В ковше оказалось то же, чем поила его Хильда. Хёгни ощутил, как спало напряжение, вызванное встречей с Сигурдом. Волшебное тепло разливалось по его жилам; он поставил ковш и лёг, растянувшись на мягкой меховой подстилке.
– Вот это да! – воскликнул он, упав всем телом в мех и вытянув руки. Сигурд подмигнул ему.
– Удобно, а?
Хёгни начал соображать, что, пожалуй, одежда ему и в самом деле ни к чему.
– А эта еда настоящая или только видимость? – спросил он, понюхав блюдо с мясом. Сигурд фыркнул.
– Уморил! Видимость! Отличная свинина, ешь, не бойся.
– В Асгарде есть свиньи?
– Одна свинья. Очень большая и оживает всякий раз после того, как её режут. Однажды ей это надоело, и она сбежала в Утгард…
Сигурд усмехнулся, вспомнив, должно быть, как ловили беглую свинью.
– Так что ешь. Всё настоящее. После смерти мы не хвораем и боли не испытываем, но в еде нуждаемся. Хотя голодным тебе здесь ходить не придётся.
Хёгни понял, что ему в самом деле хочется есть, и потянулся к блюду.

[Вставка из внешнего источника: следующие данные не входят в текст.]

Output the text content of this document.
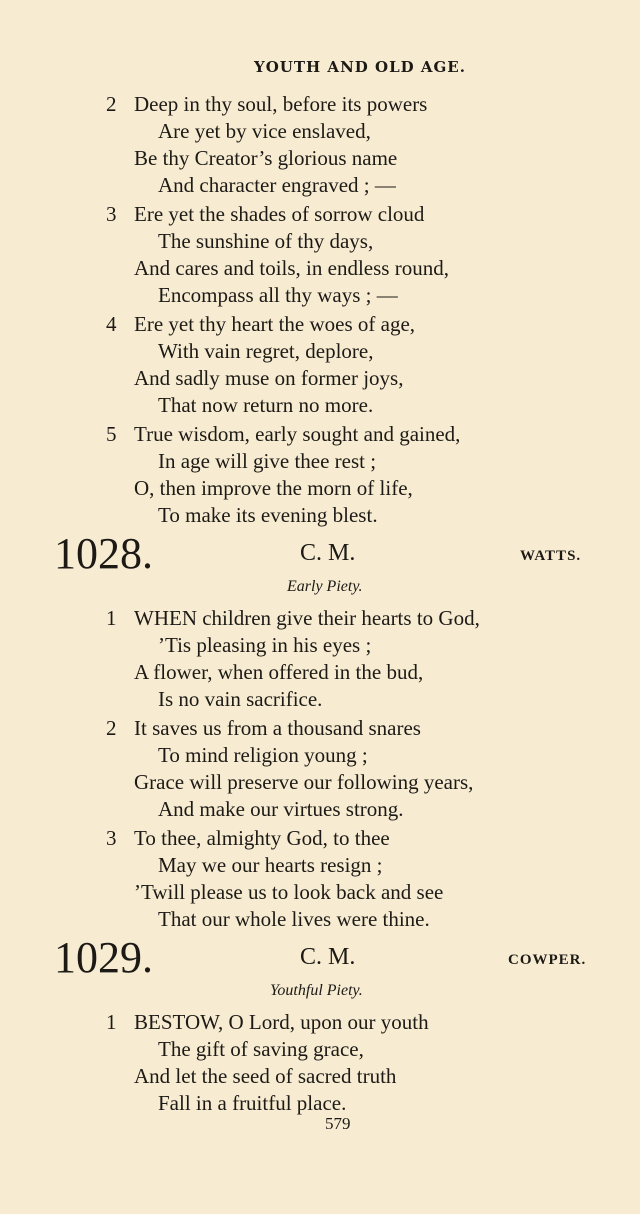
YOUTH AND OLD AGE.
2 Deep in thy soul, before its powers
Are yet by vice enslaved,
Be thy Creator’s glorious name
And character engraved ; —
3 Ere yet the shades of sorrow cloud
The sunshine of thy days,
And cares and toils, in endless round,
Encompass all thy ways ; —
4 Ere yet thy heart the woes of age,
With vain regret, deplore,
And sadly muse on former joys,
That now return no more.
5 True wisdom, early sought and gained,
In age will give thee rest ;
O, then improve the morn of life,
To make its evening blest.
1028.	C. M.	WATTS.
Early Piety.
1 WHEN children give their hearts to God,
’Tis pleasing in his eyes ;
A flower, when offered in the bud,
Is no vain sacrifice.
2 It saves us from a thousand snares
To mind religion young ;
Grace will preserve our following years,
And make our virtues strong.
3 To thee, almighty God, to thee
May we our hearts resign ;
’Twill please us to look back and see
That our whole lives were thine.
1029.	C. M.	COWPER.
Youthful Piety.
1 BESTOW, O Lord, upon our youth
The gift of saving grace,
And let the seed of sacred truth
Fall in a fruitful place.
579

Было очень вкусно, и еда отличалась от земной только тем, что не пачкала рук. Хёгни впервые почувствовал, что здесь его настоящий дом. Он попал туда, где всю жизнь хотел оказаться. Конечно, он навоображал себе много глупостей о Вальгалле, но разве беда, что реальность не походила на его смехотворные мечтания? Если вдуматься, это было лучше всего, что он мог себе представить. И здесь был Сигурд. Сигурд, с которым он помирился и больше никогда не расстанется. Разве в самых запредельных мечтах он мог себе представить, что Сигурд простит его? Более того, сядет с ним есть?
– А тебе здесь хорошо? – спросил он Сигурда. Тот полулежал, опираясь на локоть.
– Лучше не может быть. Ведь со мной Брюн.
– Брюн? – Хёгни решил, что ослышался.
– Ну да. Её простили. Боги решили, что она может вернуться в Асгард.
– Это справедливо, – тихо сказал Хёгни. – Ведь ей столько пришлось перенести…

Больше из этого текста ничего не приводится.